Expression génique par électroporation de cellule unique dans des cultures de tranches d’hippocampe de souris

Commencez par une tranche d’hippocampe d’un cerveau de souris cultivée sur un insert de culture dans un plat.

Découpez l’insert contenant la tranche et fixez-le dans une chambre d’électroporation au microscope.

Perfuser la chambre avec un tampon contenant un bloqueur des canaux sodiques voltage-dépendant pour inhiber la surexcitation et prévenir la toxicité cellulaire.

Placez une pipette contenant des plasmides avec le gène d’intérêt près de la tranche.

Maintenez une pression positive pour éviter l’obstruction de la pipette à l’approche d’un neurone de l’hippocampe cible jusqu’à ce qu’une fossette membranaire se forme.

Passez en pression négative pour créer une étanchéité avec la membrane.

Alternez entre la pression positive et négative pour minimiser les dommages cellulaires.

Appliquez une impulsion d’électroporation pour perméabiliser transitoirement la membrane, facilitant ainsi l’entrée du plasmide.

Retirez la pipette tout en maintenant une pression positive, et répétez l’électroporation pour les neurones cibles voisins.

Transférez la tranche électroporée dans un insert frais et incubez-la pour permettre l’expression du gène d’intérêt.

Pour préparer les cultures en tranches pour l’électroporation, transférez les inserts de culture d’intérêt dans des boîtes de Pétri individuelles de trois centimètres chargées de 900 microlitres de milieu de culture, et placez les cultures dans un incubateur de dioxyde de carbone de table. Ensuite, pré-incubez des inserts de culture fraîche avec un millilitre de milieu de culture en tranches par insert dans une boîte de Pétri de 3,5 centimètres pendant au moins 30 minutes, et stérilisez les lignes de la plate-forme d’électroporation avec 10 % d’eau de Javel pendant cinq minutes.

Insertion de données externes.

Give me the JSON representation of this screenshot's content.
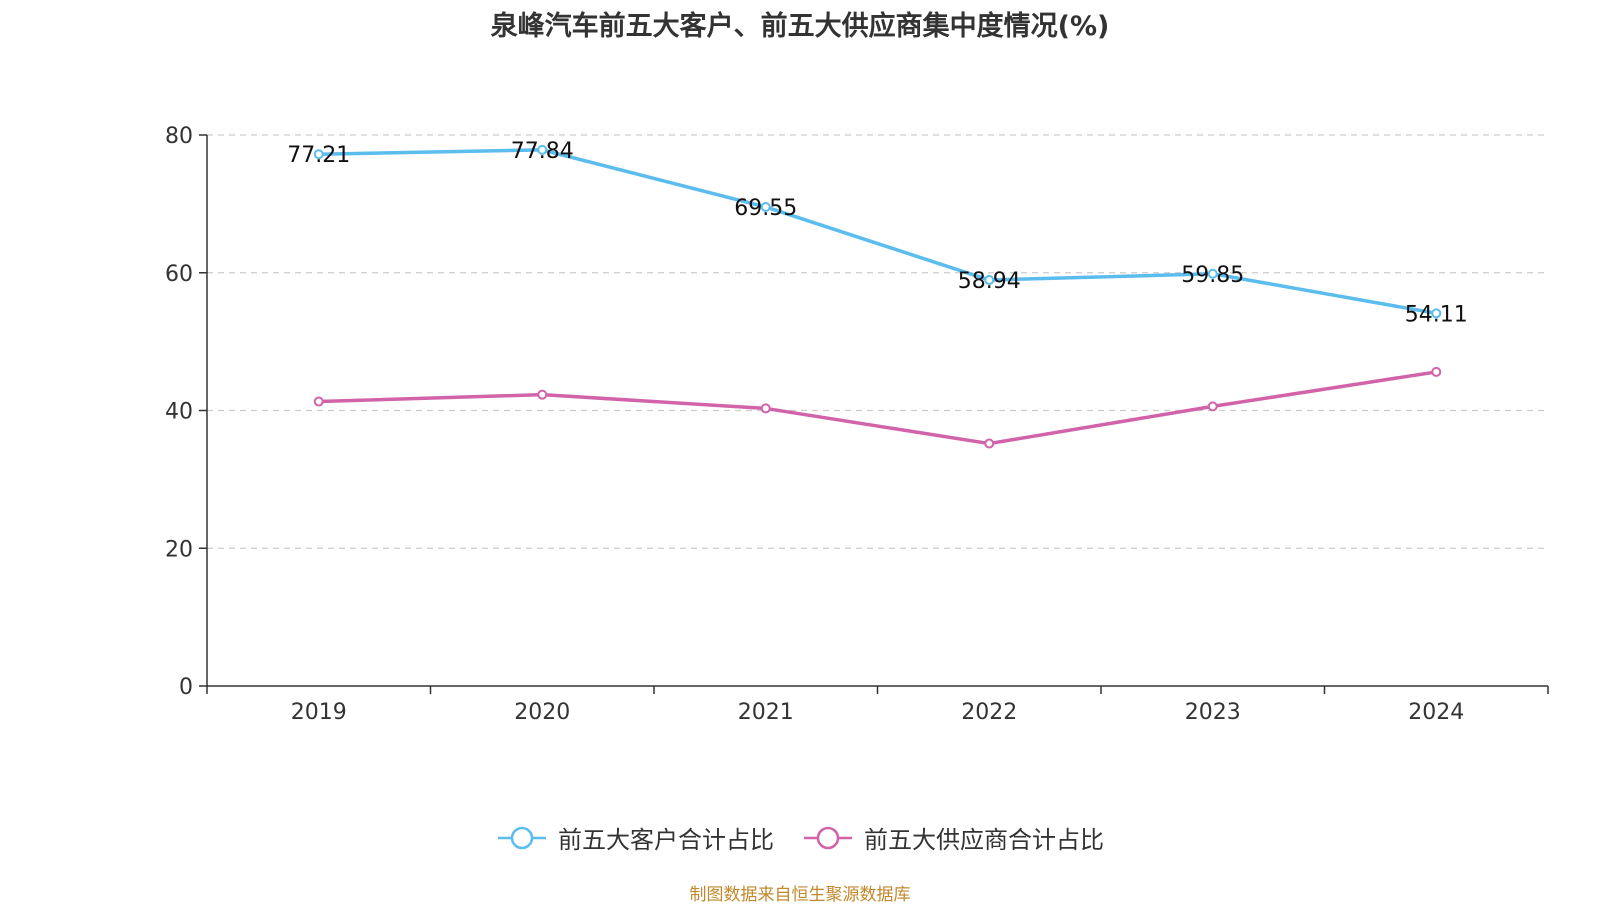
{
  "chart_data": {
    "type": "line",
    "title": "泉峰汽车前五大客户、前五大供应商集中度情况(%)",
    "x": [
      "2019",
      "2020",
      "2021",
      "2022",
      "2023",
      "2024"
    ],
    "ylim": [
      0,
      80
    ],
    "yticks": [
      0,
      20,
      40,
      60,
      80
    ],
    "grid": true,
    "legend_position": "bottom",
    "series": [
      {
        "name": "前五大客户合计占比",
        "values": [
          77.21,
          77.84,
          69.55,
          58.94,
          59.85,
          54.11
        ],
        "labels": [
          "77.21",
          "77.84",
          "69.55",
          "58.94",
          "59.85",
          "54.11"
        ],
        "color": "#5bbcee"
      },
      {
        "name": "前五大供应商合计占比",
        "values": [
          41.3,
          42.3,
          40.3,
          35.2,
          40.6,
          45.6
        ],
        "color": "#d263a8"
      }
    ]
  },
  "footer": {
    "source": "制图数据来自恒生聚源数据库"
  }
}
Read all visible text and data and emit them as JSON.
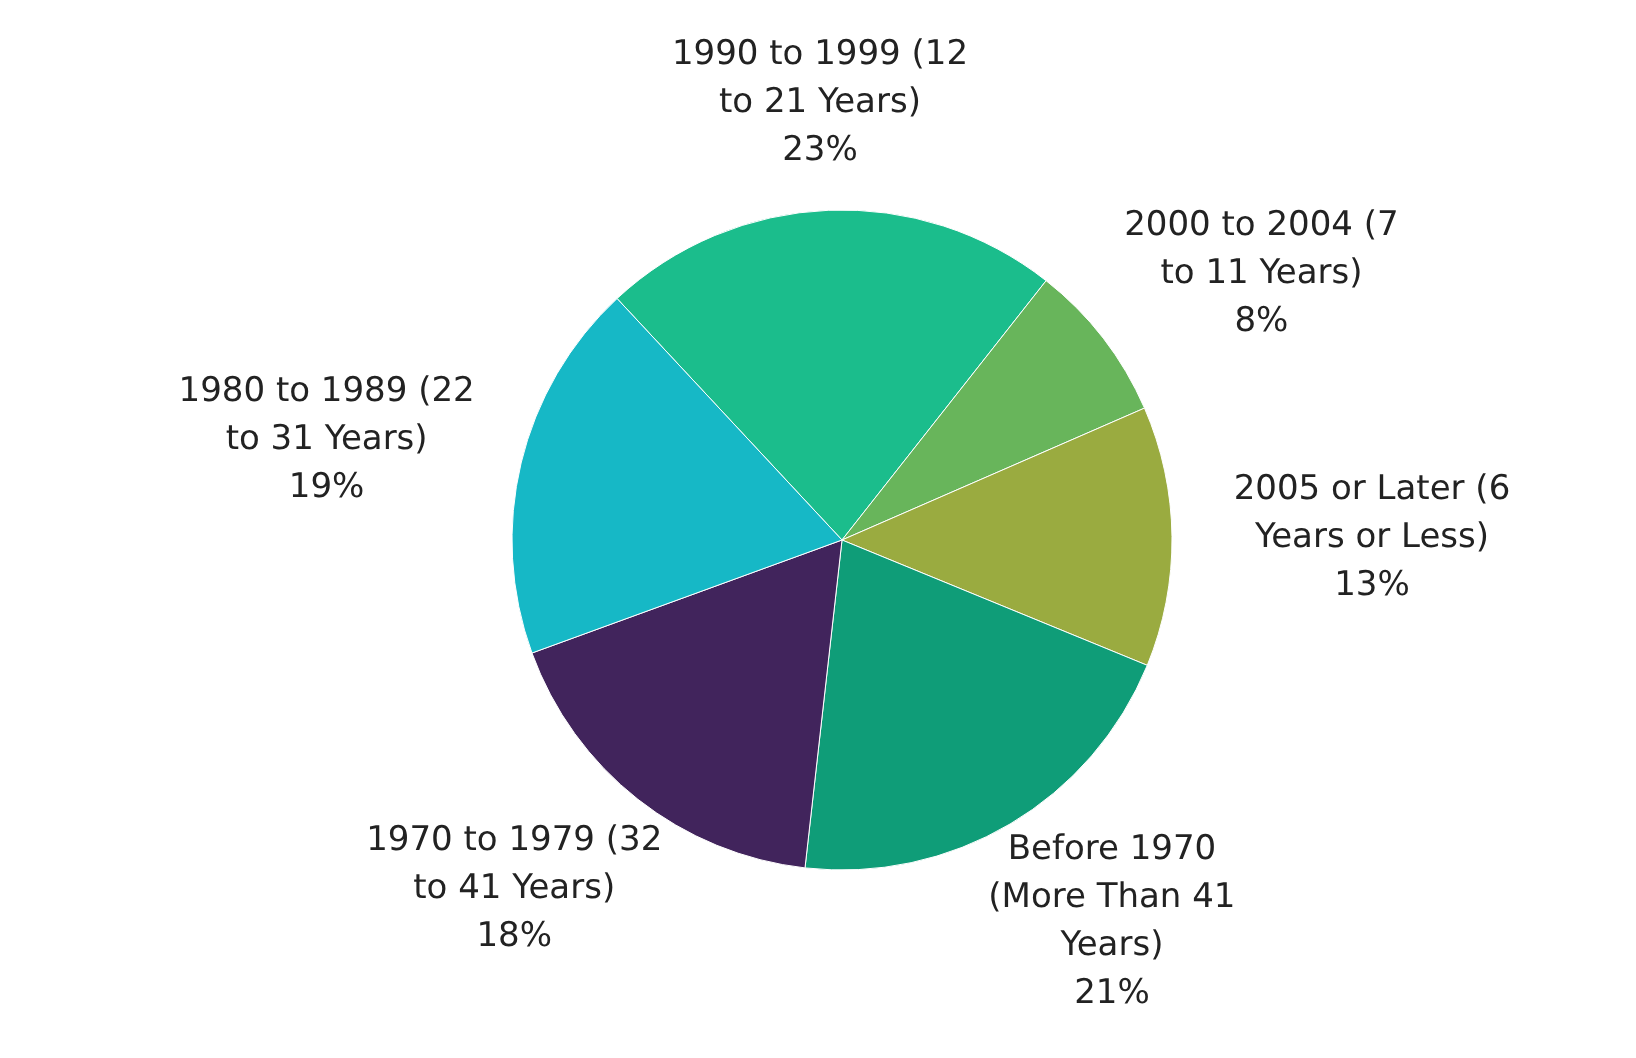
{
  "chart_data": {
    "type": "pie",
    "categories": [
      "1990 to 1999 (12 to 21 Years)",
      "2000 to 2004 (7 to 11 Years)",
      "2005 or Later (6 Years or Less)",
      "Before 1970 (More Than 41 Years)",
      "1970 to 1979 (32 to 41 Years)",
      "1980 to 1989 (22 to 31 Years)"
    ],
    "values": [
      23,
      8,
      13,
      21,
      18,
      19
    ],
    "value_labels": [
      "23%",
      "8%",
      "13%",
      "21%",
      "18%",
      "19%"
    ],
    "colors": [
      "#1bbd8c",
      "#68b55b",
      "#9aab40",
      "#0f9d78",
      "#41245c",
      "#16b8c6"
    ]
  }
}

À la fin de la perfusion, rincer les conduites avec de l’eau ionisée autoclavée pendant au moins 30 minutes avant de perfuser avec un filtre stérilisé contenant 0,001 millimolaire de tétrodotoxine. Réglez l’impulsion de l’électroporateur sur une amplitude de moins cinq volts, une impulsion carrée, un train de 500 millisecondes, une fréquence de 50 hertz et une largeur d’impulsion de 500 microsecondes. Remplissez une pipette en verre avec cinq microlitres de solution interne contenant un plasmide, puis effleurez doucement et tapotez l’embout plusieurs fois pour éliminer les bulles piégées.

Utilisez un microscope de dissection pour confirmer que la pointe n’est pas endommagée et fixez solidement la pointe de la pipette à l’électrode. Lorsque la pointe entre en contact avec l’aCSF, notez la lecture de la résistance de la pipette de l’électroporateur. Pour isoler une culture en tranches, coupez la membrane de l’insert de culture à l’aide d’une lame tranchante et utilisez une pince à angle vif pour transférer soigneusement la culture en tranches dans la chambre d’électroporation.

Fixez ensuite la position de culture à l’aide d’une ancre de tranche. Pour l’électroporation des cellules d’intérêt, appliquez une pression positive sur la pipette à la bouche et utilisez les commandes tridimensionnelles du bouton pour manœuvrer la pointe de la pipette près de la surface de la culture de tranches. En observant la culture au microscope, approchez-vous de la cellule cible avec la pointe, en maintenant la pression positive appliquée jusqu’à ce qu’une fossette se forme à la surface de la cellule.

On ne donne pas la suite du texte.